Maryland assumes control of three Baltimore schools

Outside contractors will attempt to rescue pupils from failure

February 02, 2000|By Howard Libit | Howard Libit,SUN STAFF

Maryland followed through on six years of threats to failing schools yesterday, taking control of three Baltimore elementaries and promising to turn them over to outside managers by the start of the next school year.

"No child should have to attend a failing school by accident of where he or she lives," said state schools Superintendent Nancy S. Grasmick. "The 1,500 children at these three schools are not having an opportunity to be competitive."

The first state takeover of individual schools in Maryland's history came on the same day that an independent evaluation of Baltimore's school reforms gave the city a qualified thumbs-up on its effort to turn around the failing school system.

The report -- prepared after six months of study by Metis Associates Inc., a New York City research firm -- found that city schools have gotten off to a good start by putting in place new curriculums, recruiting better teachers and overhauling an antiquated system that failed to keep track of students who frequently move from school to school.

The three elementary schools taken over by the state school board yesterday are Gilmor, Montebello and Furman L.Templeton. Fewer than 10 percent of third-graders at the three schools scored satisfactory in reading on the most recent state exams, and the overall third-grade scores at two of the schools have declined in the years since they were put on notice by the state.

Most of the city's education leaders -- who attended yesterday's state school board vote -- appeared resigned to the takeover, acknowledging the low performance at the three schools but saying they believe their reforms will pay off.

"If this improves student achievement, then I think it is the appropriate decision," said Robert Booker, the Baltimore schools chief executive officer. "If it doesn't, then something else needs to be done."

J. Tyson Tildon, president of the city school board, said he thinks the takeover will catch the attention of other low-performing schools. "While there are concerns, I think one has to use this as a wake-up call," Tildon said. "When we sit here, we know these children are not learning. That is the fact."

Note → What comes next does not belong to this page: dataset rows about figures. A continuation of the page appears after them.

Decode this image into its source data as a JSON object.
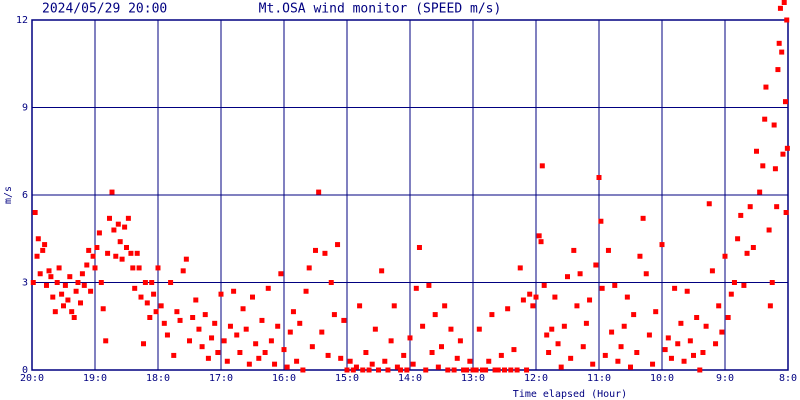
{
  "chart_data": {
    "type": "scatter",
    "title": "Mt.OSA wind monitor (SPEED m/s)",
    "subtitle": "2024/05/29 20:00",
    "x_label": "Time elapsed (Hour)",
    "y_label": "m/s",
    "color": "#ff0000",
    "grid": true,
    "xlim": [
      0,
      12
    ],
    "ylim": [
      0,
      12
    ],
    "xticks": [
      {
        "value": 0,
        "label": "20:0"
      },
      {
        "value": 1,
        "label": "19:0"
      },
      {
        "value": 2,
        "label": "18:0"
      },
      {
        "value": 3,
        "label": "17:0"
      },
      {
        "value": 4,
        "label": "16:0"
      },
      {
        "value": 5,
        "label": "15:0"
      },
      {
        "value": 6,
        "label": "14:0"
      },
      {
        "value": 7,
        "label": "13:0"
      },
      {
        "value": 8,
        "label": "12:0"
      },
      {
        "value": 9,
        "label": "11:0"
      },
      {
        "value": 10,
        "label": "10:0"
      },
      {
        "value": 11,
        "label": "9:0"
      },
      {
        "value": 12,
        "label": "8:0"
      }
    ],
    "yticks": [
      0,
      3,
      6,
      9,
      12
    ],
    "x": [
      0.02,
      0.05,
      0.08,
      0.1,
      0.13,
      0.17,
      0.2,
      0.23,
      0.27,
      0.3,
      0.33,
      0.37,
      0.4,
      0.43,
      0.47,
      0.5,
      0.53,
      0.57,
      0.6,
      0.63,
      0.67,
      0.7,
      0.73,
      0.77,
      0.8,
      0.83,
      0.87,
      0.9,
      0.93,
      0.97,
      1.0,
      1.03,
      1.07,
      1.1,
      1.13,
      1.17,
      1.2,
      1.23,
      1.27,
      1.3,
      1.33,
      1.37,
      1.4,
      1.43,
      1.47,
      1.5,
      1.53,
      1.57,
      1.6,
      1.63,
      1.67,
      1.7,
      1.73,
      1.77,
      1.8,
      1.83,
      1.87,
      1.9,
      1.93,
      1.97,
      2.0,
      2.05,
      2.1,
      2.15,
      2.2,
      2.25,
      2.3,
      2.35,
      2.4,
      2.45,
      2.5,
      2.55,
      2.6,
      2.65,
      2.7,
      2.75,
      2.8,
      2.85,
      2.9,
      2.95,
      3.0,
      3.05,
      3.1,
      3.15,
      3.2,
      3.25,
      3.3,
      3.35,
      3.4,
      3.45,
      3.5,
      3.55,
      3.6,
      3.65,
      3.7,
      3.75,
      3.8,
      3.85,
      3.9,
      3.95,
      4.0,
      4.05,
      4.1,
      4.15,
      4.2,
      4.25,
      4.3,
      4.35,
      4.4,
      4.45,
      4.5,
      4.55,
      4.6,
      4.65,
      4.7,
      4.75,
      4.8,
      4.85,
      4.9,
      4.95,
      5.0,
      5.05,
      5.1,
      5.15,
      5.2,
      5.25,
      5.3,
      5.35,
      5.4,
      5.45,
      5.5,
      5.55,
      5.6,
      5.65,
      5.7,
      5.75,
      5.8,
      5.85,
      5.9,
      5.95,
      6.0,
      6.05,
      6.1,
      6.15,
      6.2,
      6.25,
      6.3,
      6.35,
      6.4,
      6.45,
      6.5,
      6.55,
      6.6,
      6.65,
      6.7,
      6.75,
      6.8,
      6.85,
      6.9,
      6.95,
      7.0,
      7.05,
      7.1,
      7.15,
      7.2,
      7.25,
      7.3,
      7.35,
      7.4,
      7.45,
      7.5,
      7.55,
      7.6,
      7.65,
      7.7,
      7.75,
      7.8,
      7.85,
      7.9,
      7.95,
      8.0,
      8.05,
      8.08,
      8.1,
      8.13,
      8.17,
      8.2,
      8.25,
      8.3,
      8.35,
      8.4,
      8.45,
      8.5,
      8.55,
      8.6,
      8.65,
      8.7,
      8.75,
      8.8,
      8.85,
      8.9,
      8.95,
      9.0,
      9.03,
      9.05,
      9.1,
      9.15,
      9.2,
      9.25,
      9.3,
      9.35,
      9.4,
      9.45,
      9.5,
      9.55,
      9.6,
      9.65,
      9.7,
      9.75,
      9.8,
      9.85,
      9.9,
      10.0,
      10.05,
      10.1,
      10.15,
      10.2,
      10.25,
      10.3,
      10.35,
      10.4,
      10.45,
      10.5,
      10.55,
      10.6,
      10.65,
      10.7,
      10.75,
      10.8,
      10.85,
      10.9,
      10.95,
      11.0,
      11.05,
      11.1,
      11.15,
      11.2,
      11.25,
      11.3,
      11.35,
      11.4,
      11.45,
      11.5,
      11.55,
      11.6,
      11.63,
      11.65,
      11.7,
      11.72,
      11.75,
      11.78,
      11.8,
      11.82,
      11.84,
      11.86,
      11.88,
      11.9,
      11.92,
      11.94,
      11.96,
      11.97,
      11.98,
      11.99
    ],
    "values": [
      3.0,
      5.4,
      3.9,
      4.5,
      3.3,
      4.1,
      4.3,
      2.9,
      3.4,
      3.2,
      2.5,
      2.0,
      3.0,
      3.5,
      2.6,
      2.2,
      2.9,
      2.4,
      3.2,
      2.0,
      1.8,
      2.7,
      3.0,
      2.3,
      3.3,
      2.9,
      3.6,
      4.1,
      2.7,
      3.9,
      3.5,
      4.2,
      4.7,
      3.0,
      2.1,
      1.0,
      4.0,
      5.2,
      6.1,
      4.8,
      3.9,
      5.0,
      4.4,
      3.8,
      4.9,
      4.2,
      5.2,
      4.0,
      3.5,
      2.8,
      4.0,
      3.5,
      2.5,
      0.9,
      3.0,
      2.3,
      1.8,
      3.0,
      2.6,
      2.0,
      3.5,
      2.2,
      1.6,
      1.2,
      3.0,
      0.5,
      2.0,
      1.7,
      3.4,
      3.8,
      1.0,
      1.8,
      2.4,
      1.4,
      0.8,
      1.9,
      0.4,
      1.1,
      1.6,
      0.6,
      2.6,
      1.0,
      0.3,
      1.5,
      2.7,
      1.2,
      0.6,
      2.1,
      1.4,
      0.2,
      2.5,
      0.9,
      0.4,
      1.7,
      0.6,
      2.8,
      1.0,
      0.2,
      1.5,
      3.3,
      0.7,
      0.1,
      1.3,
      2.0,
      0.3,
      1.6,
      0.0,
      2.7,
      3.5,
      0.8,
      4.1,
      6.1,
      1.3,
      4.0,
      0.5,
      3.0,
      1.9,
      4.3,
      0.4,
      1.7,
      0.0,
      0.3,
      0.0,
      0.1,
      2.2,
      0.0,
      0.6,
      0.0,
      0.2,
      1.4,
      0.0,
      3.4,
      0.3,
      0.0,
      1.0,
      2.2,
      0.1,
      0.0,
      0.5,
      0.0,
      1.1,
      0.2,
      2.8,
      4.2,
      1.5,
      0.0,
      2.9,
      0.6,
      1.9,
      0.1,
      0.8,
      2.2,
      0.0,
      1.4,
      0.0,
      0.4,
      1.0,
      0.0,
      0.0,
      0.3,
      0.0,
      0.0,
      1.4,
      0.0,
      0.0,
      0.3,
      1.9,
      0.0,
      0.0,
      0.5,
      0.0,
      2.1,
      0.0,
      0.7,
      0.0,
      3.5,
      2.4,
      0.0,
      2.6,
      2.2,
      2.5,
      4.6,
      4.4,
      7.0,
      2.9,
      1.2,
      0.6,
      1.4,
      2.5,
      0.9,
      0.1,
      1.5,
      3.2,
      0.4,
      4.1,
      2.2,
      3.3,
      0.8,
      1.6,
      2.4,
      0.2,
      3.6,
      6.6,
      5.1,
      2.8,
      0.5,
      4.1,
      1.3,
      2.9,
      0.3,
      0.8,
      1.5,
      2.5,
      0.1,
      1.9,
      0.6,
      3.9,
      5.2,
      3.3,
      1.2,
      0.2,
      2.0,
      4.3,
      0.7,
      1.1,
      0.4,
      2.8,
      0.9,
      1.6,
      0.3,
      2.7,
      1.0,
      0.5,
      1.8,
      0.0,
      0.6,
      1.5,
      5.7,
      3.4,
      0.9,
      2.2,
      1.3,
      3.9,
      1.8,
      2.6,
      3.0,
      4.5,
      5.3,
      2.9,
      4.0,
      5.6,
      4.2,
      7.5,
      6.1,
      7.0,
      8.6,
      9.7,
      4.8,
      2.2,
      3.0,
      8.4,
      6.9,
      5.6,
      10.3,
      11.2,
      12.4,
      10.9,
      7.4,
      12.6,
      9.2,
      5.4,
      12.0,
      7.6
    ]
  }
}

But city school board member Sam Stringfield disagreed strongly with the state board's decision. "I cannot say strongly enough how much I feel they have made an error," he said.

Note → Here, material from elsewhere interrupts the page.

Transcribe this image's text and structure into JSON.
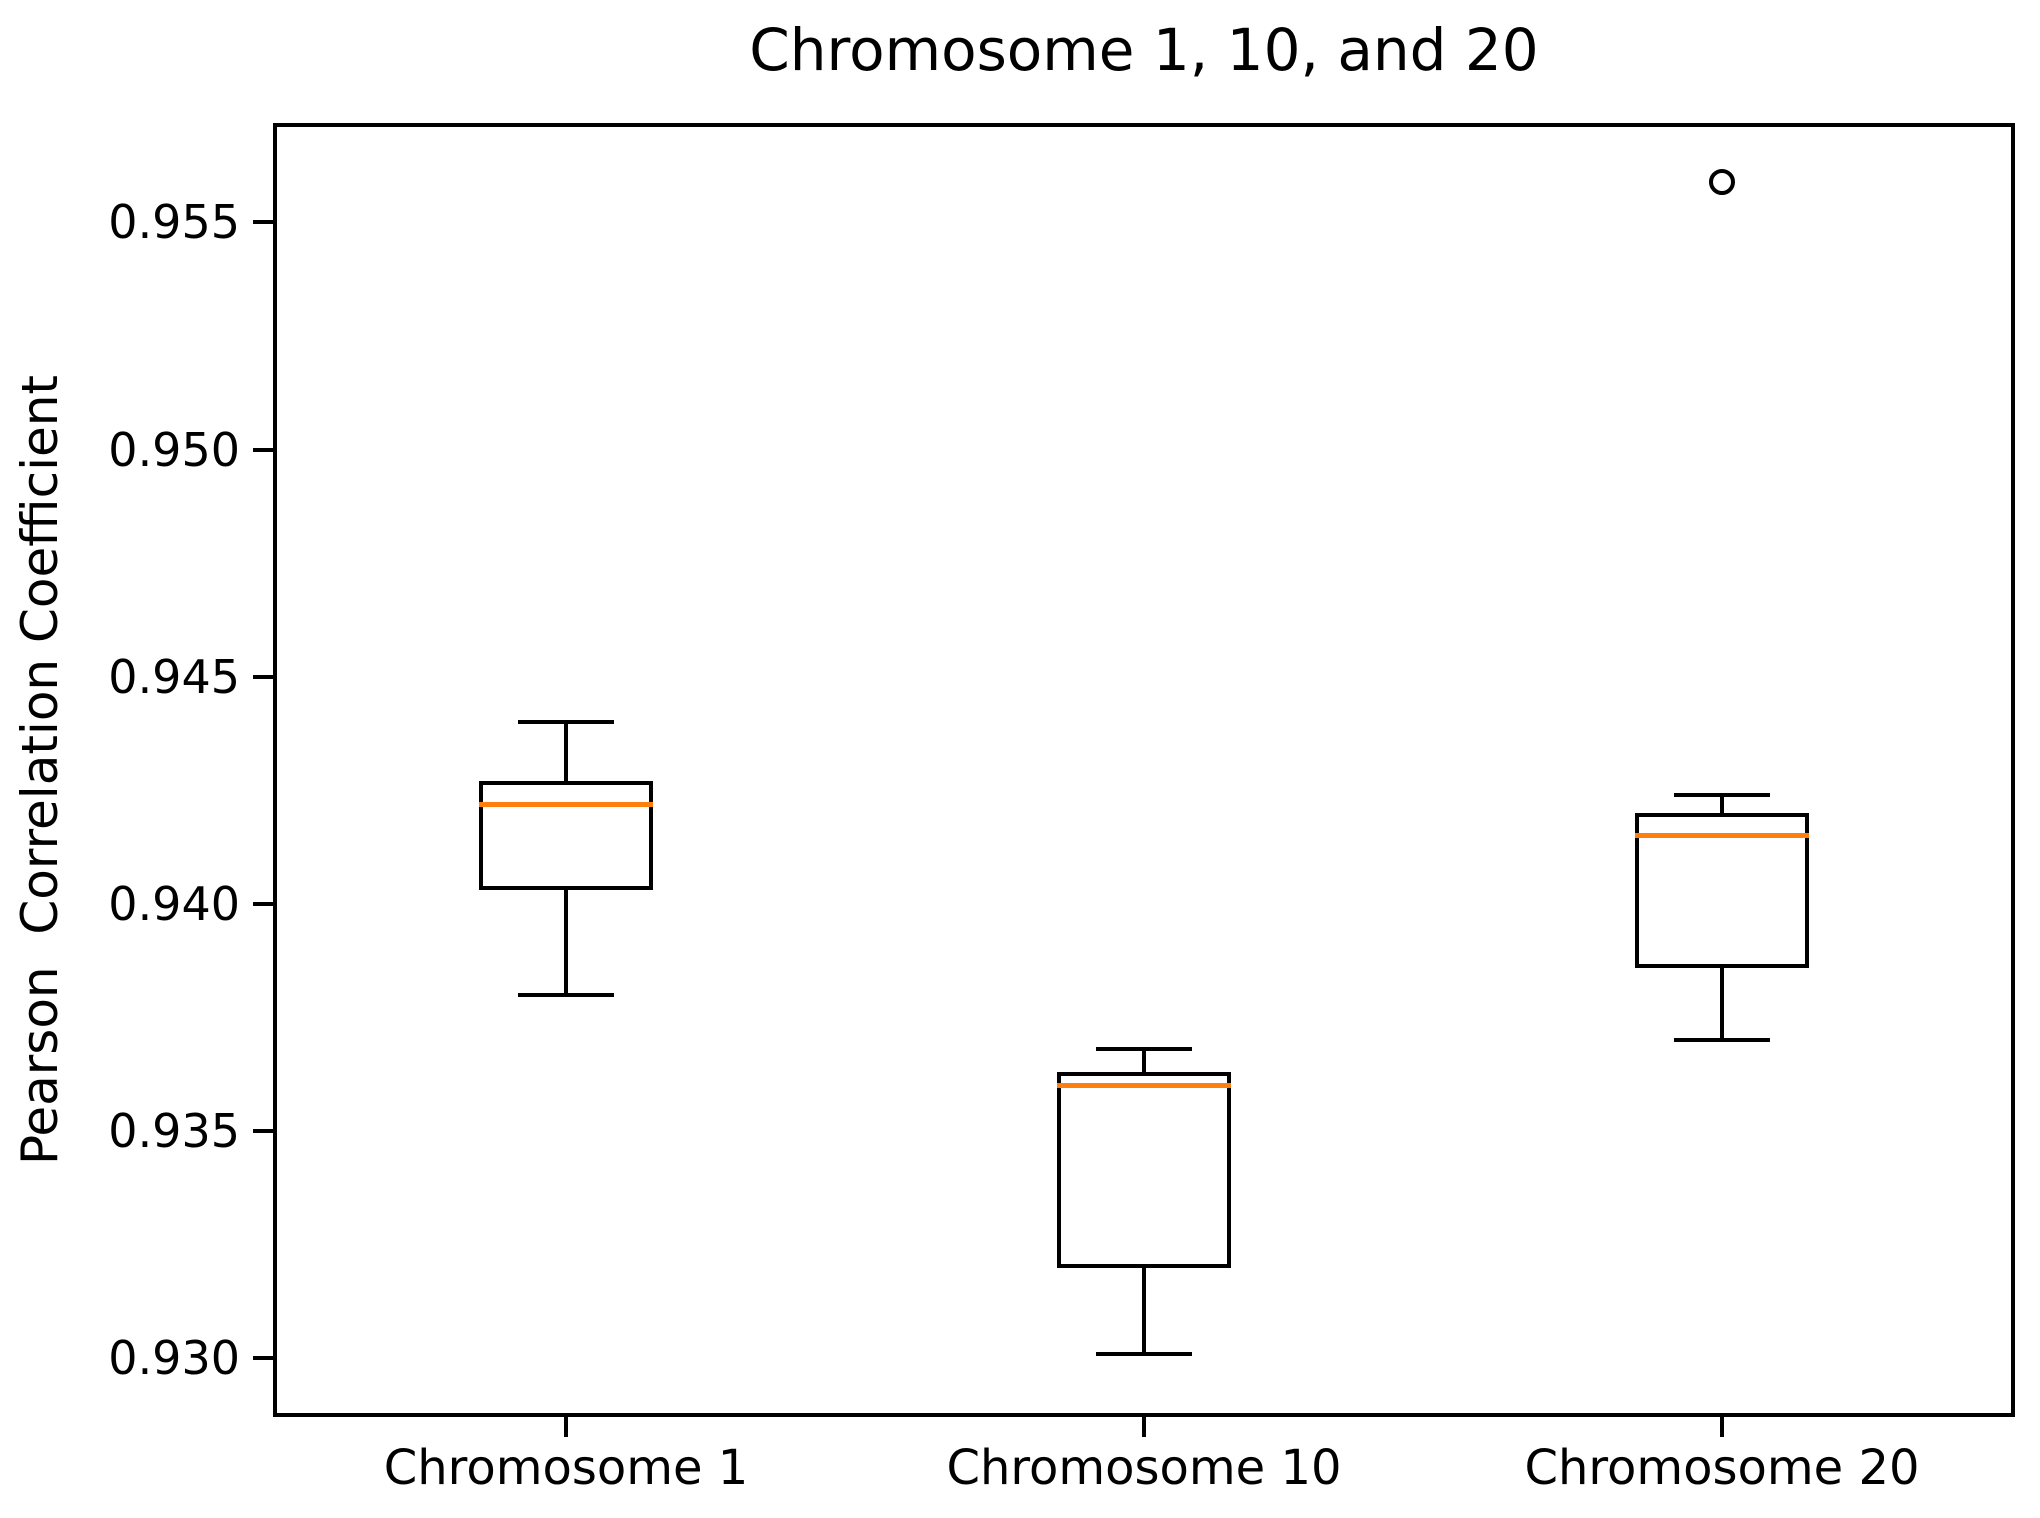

Under the takeover, control of the three schools will be given to outside companies or nonprofit organizations July 1. The schools will be operated by the city until then. The state board considered closing the schools and sending the children elsewhere, but there was not room in nearby schools -- and some of the nearby schools are themselves low-performing.

The three outside managers identified yesterday -- Mosaica Education Inc., Edison Schools Inc. and a partnership of the Kennedy Krieger Institute and the Erickson Foundation -- must draw up specific plans for one or more of the schools. The state board may vote as soon as the end of this month on who takes over.

The outside contractors will hire their own teachers, principals and other staff, though those who work there now will be allowed to reapply. Those who are picked to stay -- as well as all new staff -- will be employed by the outside contractors, not the city schools. Almost everyone else will be allowed to find jobs elsewhere in the system.

"I'm a little distraught right now," said Laura Trotta, who teaches pre-kindergarten at Furman L. Templeton and may find herself out of a job.

Some teachers questioned why the three schools that were picked for takeover had just had new principals installed in the fall.

"I feel the new principal and the new faculty hasn't been given a chance, which is very discouraging," said Judy Geisler, a 10-year city teacher new to Furman L. Templeton. "It is unfair."

Yesterday's decision marks one of the boldest steps taken in Maryland's decade of education reform. In a carrot-and-stick approach to improving schools, the state offers extra money to those that improve and threatens low-performing ones with takeover.

Since 1994, the state has identified 83 failing schools in Baltimore, 12 in Prince George's County and one each in Anne Arundel and Somerset counties, based on low state test scores and attendance rates. Yesterday, the board voted not to add schools to that list -- even though 14 likely would qualify -- because the takeover is going to take so much attention.

By labeling schools as eligible for takeover, the state has given them extra supervision and training and a little more money.

For some schools, such as Pimlico Elementary in Northwest Baltimore, this has been enough to spark improvement. Woodson Middle in Somerset County improved enough in 1999 to be promoted off the failing list.

The two state school board members who voted against the takeover questioned whether enough has been done.